The report notes the higher level of economic naivety (though that’s not how it was described) in the Wallis committee report:

The Wallis Inquiry’s approach to regulatory philosophy broadly considered unfettered financial markets would generally lead to resources being allocated efficiently. In the Wallis Inquiry’s view, the role of Government was only to intervene where market imperfections inhibited efficiency.

So much for that -- not only with the GFC but also with the failure of many competition-oriented reforms to have their expected beneficial effect. There is even a box item headed “Why hasn’t competition [in superannuation] delivered optimal outcomes already?”, which considers seven reasons why the real world has stubbornly refused to replicate the economics mantra that more competition is always and everywhere a good thing, and that all economic ills can be traced to its lack.

The reality is that many ills are systemic due to the relationship between economic sectors and feedback effects, rather than due to monopoly or other market structures.

Here’s where the bad bit of this egg turns up: the continued belief that more competition is good leads it to make a systemically dangerous proposal.

Since small lenders rely more on the 'originate and distribute' model -- otherwise known as residential mortgage backed securities-- and helping them out increases competition, the committee states that:

“The government should support the RMBS market to reduce funding costs for smaller ADIs and non-bank lenders, and to promote competition” by “purchasing housing loans from small lenders and issuing RMBS, or establishing a joint public–private sector body to undertake this function, along the lines of the Canadian approach or Fannie Mae and Freddie Mac in the United States”.

What?! How on earth can anyone suggest emulating Fannie Mae and Freddie Mac after the subprime fiasco?
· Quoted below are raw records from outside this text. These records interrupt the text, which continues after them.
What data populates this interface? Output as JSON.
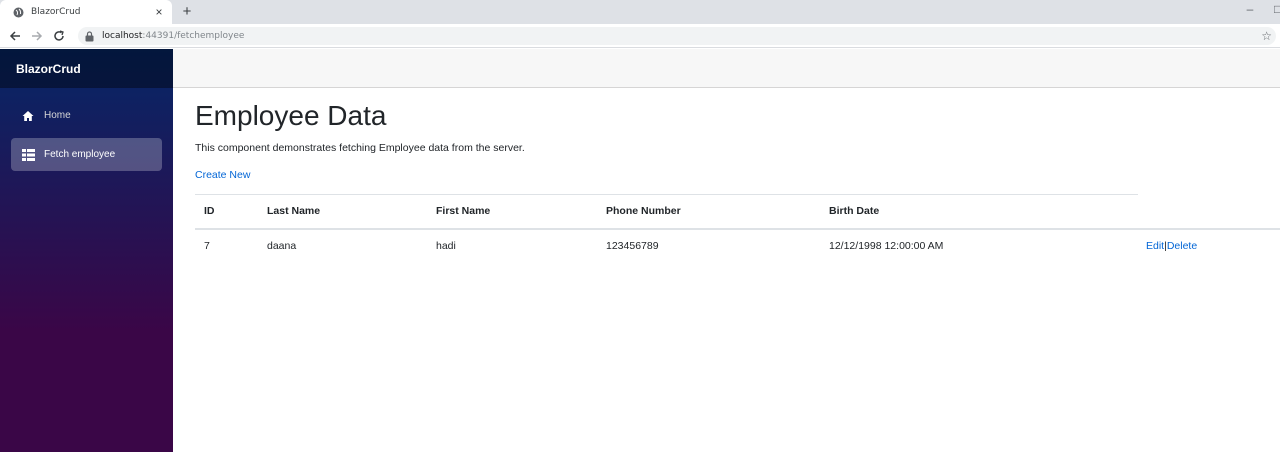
{
  "browser": {
    "tab_title": "BlazorCrud",
    "url_host": "localhost",
    "url_path": ":44391/fetchemployee"
  },
  "sidebar": {
    "brand": "BlazorCrud",
    "items": [
      {
        "label": "Home",
        "icon": "home-icon",
        "active": false
      },
      {
        "label": "Fetch employee",
        "icon": "list-icon",
        "active": true
      }
    ]
  },
  "main": {
    "title": "Employee Data",
    "description": "This component demonstrates fetching Employee data from the server.",
    "create_link": "Create New",
    "table": {
      "headers": [
        "ID",
        "Last Name",
        "First Name",
        "Phone Number",
        "Birth Date"
      ],
      "rows": [
        {
          "id": "7",
          "last_name": "daana",
          "first_name": "hadi",
          "phone": "123456789",
          "birth_date": "12/12/1998 12:00:00 AM",
          "edit": "Edit",
          "separator": "|",
          "delete": "Delete"
        }
      ]
    }
  },
  "colors": {
    "link": "#0366d6",
    "sidebar_top": "#052767",
    "sidebar_bottom": "#3a0647"
  }
}
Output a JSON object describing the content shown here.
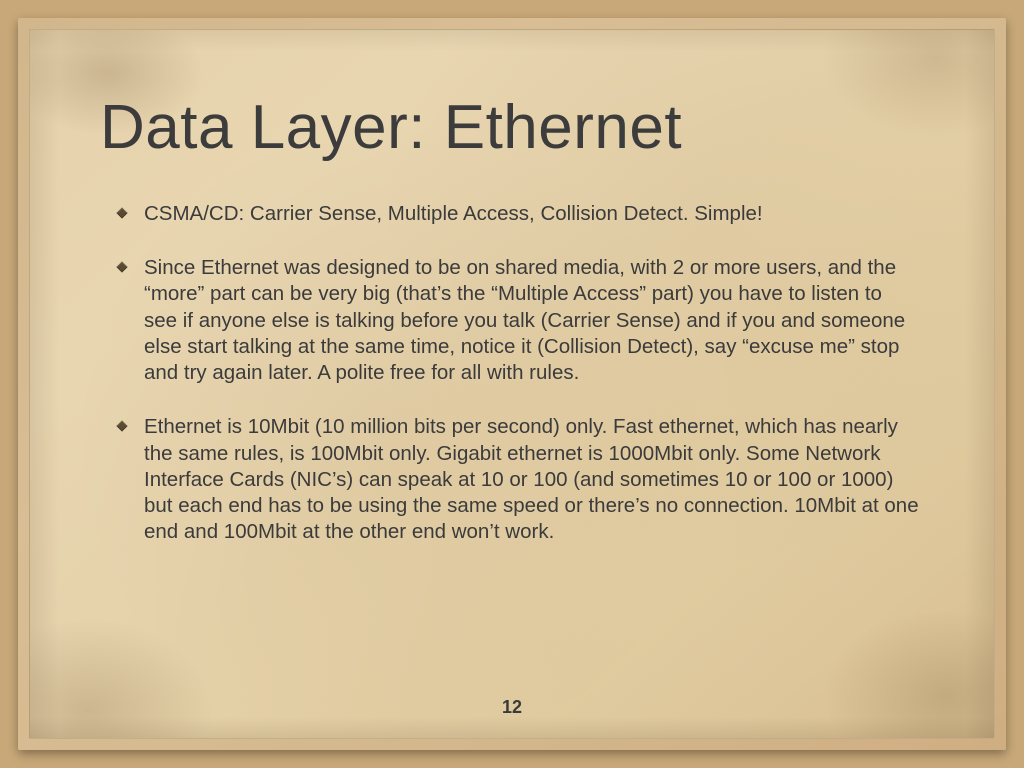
{
  "slide": {
    "title": "Data Layer: Ethernet",
    "bullets": [
      "CSMA/CD: Carrier Sense, Multiple Access, Collision Detect. Simple!",
      "Since Ethernet was designed to be on shared media, with 2 or more users, and the “more” part can be very big (that’s the “Multiple Access” part) you have to listen to see if anyone else is talking before you talk (Carrier Sense) and if you and someone else start talking at the same time, notice it (Collision Detect), say “excuse me” stop and try again later. A polite free for all with rules.",
      "Ethernet is 10Mbit (10 million bits per second) only. Fast ethernet, which has nearly the same rules, is 100Mbit only. Gigabit ethernet is 1000Mbit only. Some Network Interface Cards (NIC’s) can speak at 10 or 100 (and sometimes 10 or 100 or 1000) but each end has to be using the same speed or there’s no connection. 10Mbit at one end and 100Mbit at the other end won’t work."
    ],
    "page_number": "12"
  }
}
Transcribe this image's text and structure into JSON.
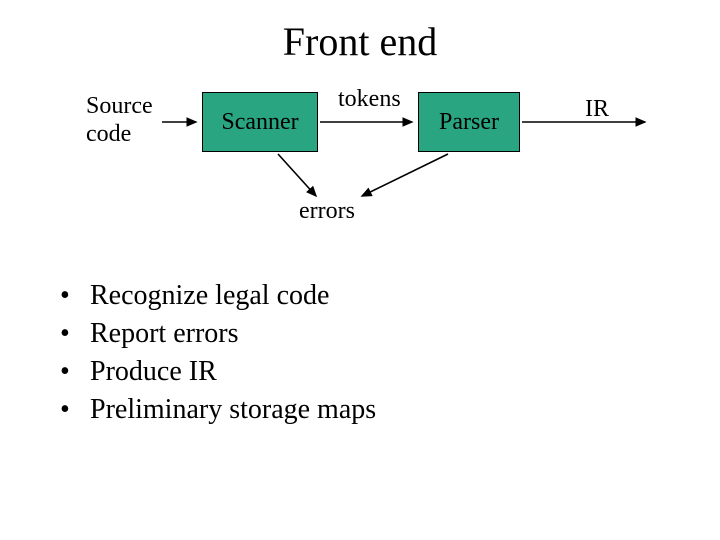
{
  "title": "Front end",
  "diagram": {
    "source_label_line1": "Source",
    "source_label_line2": "code",
    "scanner_label": "Scanner",
    "tokens_label": "tokens",
    "parser_label": "Parser",
    "ir_label": "IR",
    "errors_label": "errors",
    "box_fill": "#2aa581"
  },
  "bullets": [
    "Recognize legal code",
    "Report errors",
    "Produce IR",
    "Preliminary storage maps"
  ]
}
How? Because they’ve swallowed the mainstream economic Kool-Aid, which teaches that competition is the Holy Grail that will unlock the key to the market economy nirvana. This is one reason that I’m looking forward to creating a new curriculum at Kingston University. Only someone who has been soaked in the naïve textbook belief in competition as the Vitamin C of economics could combine some wisdom (which this report has) with such a boneheaded proposal in favour of government underwriting of RMBS.